BOARDROOM PSYCH AWARENESS LACKING

A recent major survey involving leaders from prominent global businesses and government departments confirms a familiar issue for SafetyNet subscribers: employers lack adequate awareness of psychosocial risks in the workplace, hindering proactive compliance with Occupational Health and Safety (OHS) duties. This issue is particularly concerning in Australia, where 'officer due diligence' is a specific requirement under (WHS) legislation.

The Ashurst Group's 15-page global survey highlights a lack of priority given to psychosocial risk within organisations.
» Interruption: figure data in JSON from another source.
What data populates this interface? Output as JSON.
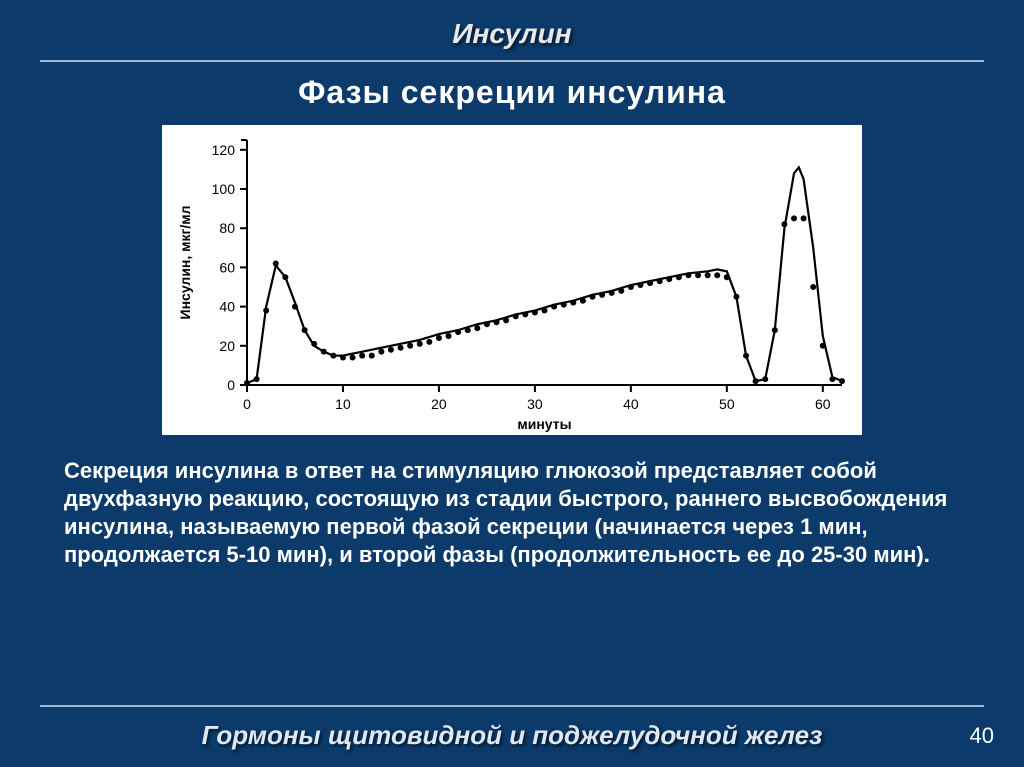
{
  "slide": {
    "header": "Инсулин",
    "subtitle": "Фазы  секреции инсулина",
    "body": "Секреция инсулина в ответ на стимуляцию глюкозой представляет собой двухфазную реакцию, состоящую из стадии быстрого, раннего высвобождения инсулина, называемую первой фазой секреции (начинается через 1 мин, продолжается 5-10 мин), и второй фазы (продолжительность ее до 25-30 мин).",
    "footer": "Гормоны  щитовидной  и поджелудочной  желез",
    "page_number": "40"
  },
  "chart": {
    "type": "line-scatter",
    "ylabel": "Инсулин, мкг/мл",
    "xlabel": "минуты",
    "xlim": [
      0,
      62
    ],
    "ylim": [
      0,
      125
    ],
    "xtick_step": 10,
    "xtick_labels": [
      "0",
      "10",
      "20",
      "30",
      "40",
      "50",
      "60"
    ],
    "ytick_step": 20,
    "ytick_labels": [
      "0",
      "20",
      "40",
      "60",
      "80",
      "100",
      "120"
    ],
    "background_color": "#ffffff",
    "axis_color": "#000000",
    "line_color": "#000000",
    "marker_color": "#000000",
    "label_fontsize": 14,
    "tick_fontsize": 14,
    "line_width": 2.2,
    "marker_radius": 3.0,
    "line_points": [
      [
        0,
        1
      ],
      [
        1,
        3
      ],
      [
        2,
        40
      ],
      [
        3,
        61
      ],
      [
        4,
        55
      ],
      [
        5,
        42
      ],
      [
        6,
        28
      ],
      [
        7,
        20
      ],
      [
        8,
        17
      ],
      [
        9,
        15
      ],
      [
        10,
        15
      ],
      [
        12,
        17
      ],
      [
        14,
        19
      ],
      [
        16,
        21
      ],
      [
        18,
        23
      ],
      [
        20,
        26
      ],
      [
        22,
        28
      ],
      [
        24,
        31
      ],
      [
        26,
        33
      ],
      [
        28,
        36
      ],
      [
        30,
        38
      ],
      [
        32,
        41
      ],
      [
        34,
        43
      ],
      [
        36,
        46
      ],
      [
        38,
        48
      ],
      [
        40,
        51
      ],
      [
        42,
        53
      ],
      [
        44,
        55
      ],
      [
        46,
        57
      ],
      [
        48,
        58
      ],
      [
        49,
        59
      ],
      [
        50,
        58
      ],
      [
        51,
        45
      ],
      [
        52,
        15
      ],
      [
        53,
        2
      ],
      [
        54,
        3
      ],
      [
        55,
        28
      ],
      [
        56,
        80
      ],
      [
        57,
        108
      ],
      [
        57.5,
        111
      ],
      [
        58,
        105
      ],
      [
        59,
        70
      ],
      [
        60,
        25
      ],
      [
        61,
        4
      ],
      [
        62,
        2
      ]
    ],
    "scatter_points": [
      [
        0,
        1
      ],
      [
        1,
        3
      ],
      [
        2,
        38
      ],
      [
        3,
        62
      ],
      [
        4,
        55
      ],
      [
        5,
        40
      ],
      [
        6,
        28
      ],
      [
        7,
        21
      ],
      [
        8,
        17
      ],
      [
        9,
        15
      ],
      [
        10,
        14
      ],
      [
        11,
        14
      ],
      [
        12,
        15
      ],
      [
        13,
        15
      ],
      [
        14,
        17
      ],
      [
        15,
        18
      ],
      [
        16,
        19
      ],
      [
        17,
        20
      ],
      [
        18,
        21
      ],
      [
        19,
        22
      ],
      [
        20,
        24
      ],
      [
        21,
        25
      ],
      [
        22,
        27
      ],
      [
        23,
        28
      ],
      [
        24,
        29
      ],
      [
        25,
        31
      ],
      [
        26,
        32
      ],
      [
        27,
        33
      ],
      [
        28,
        35
      ],
      [
        29,
        36
      ],
      [
        30,
        37
      ],
      [
        31,
        38
      ],
      [
        32,
        40
      ],
      [
        33,
        41
      ],
      [
        34,
        42
      ],
      [
        35,
        43
      ],
      [
        36,
        45
      ],
      [
        37,
        46
      ],
      [
        38,
        47
      ],
      [
        39,
        48
      ],
      [
        40,
        50
      ],
      [
        41,
        51
      ],
      [
        42,
        52
      ],
      [
        43,
        53
      ],
      [
        44,
        54
      ],
      [
        45,
        55
      ],
      [
        46,
        56
      ],
      [
        47,
        56
      ],
      [
        48,
        56
      ],
      [
        49,
        56
      ],
      [
        50,
        55
      ],
      [
        51,
        45
      ],
      [
        52,
        15
      ],
      [
        53,
        2
      ],
      [
        54,
        3
      ],
      [
        55,
        28
      ],
      [
        56,
        82
      ],
      [
        57,
        85
      ],
      [
        58,
        85
      ],
      [
        59,
        50
      ],
      [
        60,
        20
      ],
      [
        61,
        3
      ],
      [
        62,
        2
      ]
    ]
  }
}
Shockingly, many respondents admitted they don't report these risks to senior management or boards.

Identifying, reporting, and managing psychosocial risks is fundamental for effective organisational change, as is a comprehensive understanding workplace-specific contributors to these risks.

The International Standard ISO 45003:2021 outlines various contributors to psychosocial risks in workplaces, including societal factors (such as lack of support from supervisors and co-workers), environmental factors (such as poor workplace conditions) and organisational factors (such as role ambiguity).

Alarmingly, the survey discovered that a significant percentage of companies overly rely on their workers to manage their own mental health risks, with 32% emphasizing staff training for 'resilience.' Equally concerning, over 50% indicated their organisations either haven't acted or are unaware of actions taken to handle psychosocial risks.

The report underscores that effectively managing psychosocial risks isn't solely the responsibility of companies but also of safety regulators enforcing the law.